Após iniciar a coleta seletiva, na modalidade de cooperativa, a associação pretende também integrar a Rede Estadual de Cooperativas de Catadores e Catadoras e, também, incidir, com mais peso, nas políticas ambientais do Estado.
“Temos hoje também assessorias de formação política, financeira e de direitos humanos para incidência popular. Tudo com o apoio de vocês”.
Agora, a Associação de Catadores/as de Materiais Recicláveis de Açailândia também foi contemplada no Edital Fortalecendo Trabalhadores Informais na Luta por Direitos. Este é o segundo edital do Labora – Fundo de Apoio ao Trabalho Digno. Com o apoio, o grupo pretende ainda em 2024 virar oficialmente uma cooperativa.
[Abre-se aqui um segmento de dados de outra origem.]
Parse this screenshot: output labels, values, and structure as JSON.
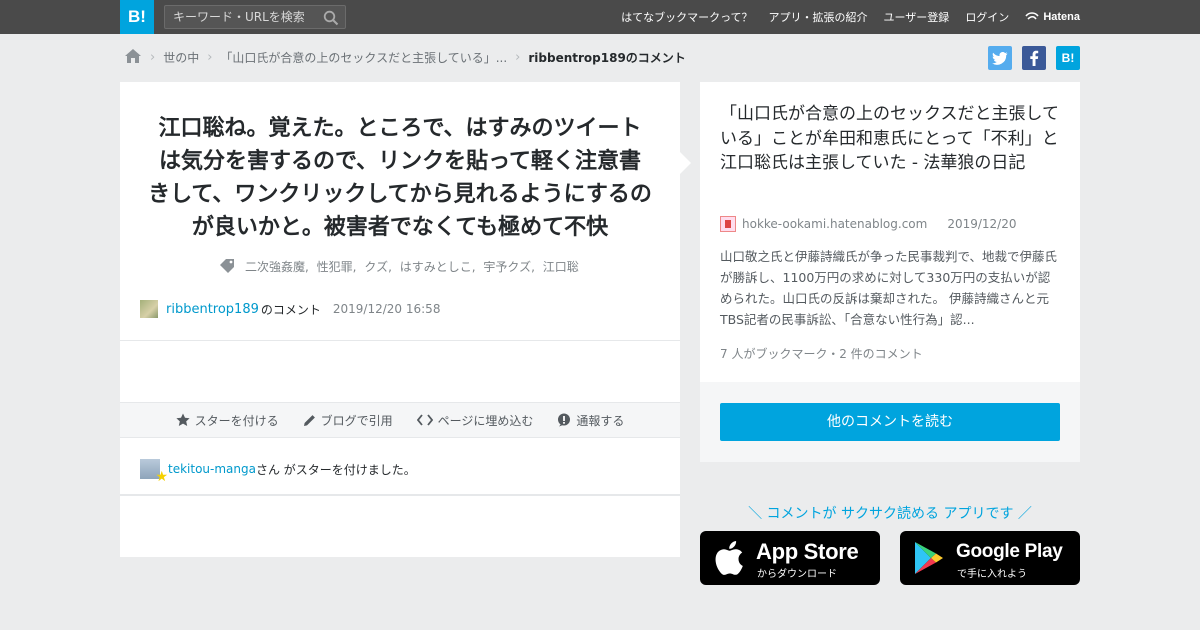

“O apoio do Fundo Brasil é maravilhoso e fundamental. Permite o acesso a coletivos e organizações que mais precisam, como o nosso, que são aqueles que ainda estão se constituindo, para poder avançar nas suas causas, tão diversas e importantes, para uma justiça e desenvolvimento sustentável global”, complementa Mariana.
Para Antonia, além de melhores condições de trabalho, associação tem a função de preservar o planeta. “Queremos que nossos filhos, nossos netos vejam o quanto foi possível crescer e realizar por nós e pela proteção do solo, das águas, da natureza. Nós somos parte importante que colabora para a vida das futuras gerações. Estamos incidindo hoje na melhora das políticas ambientais de nosso estado, pensando no futuro de todos”, finaliza.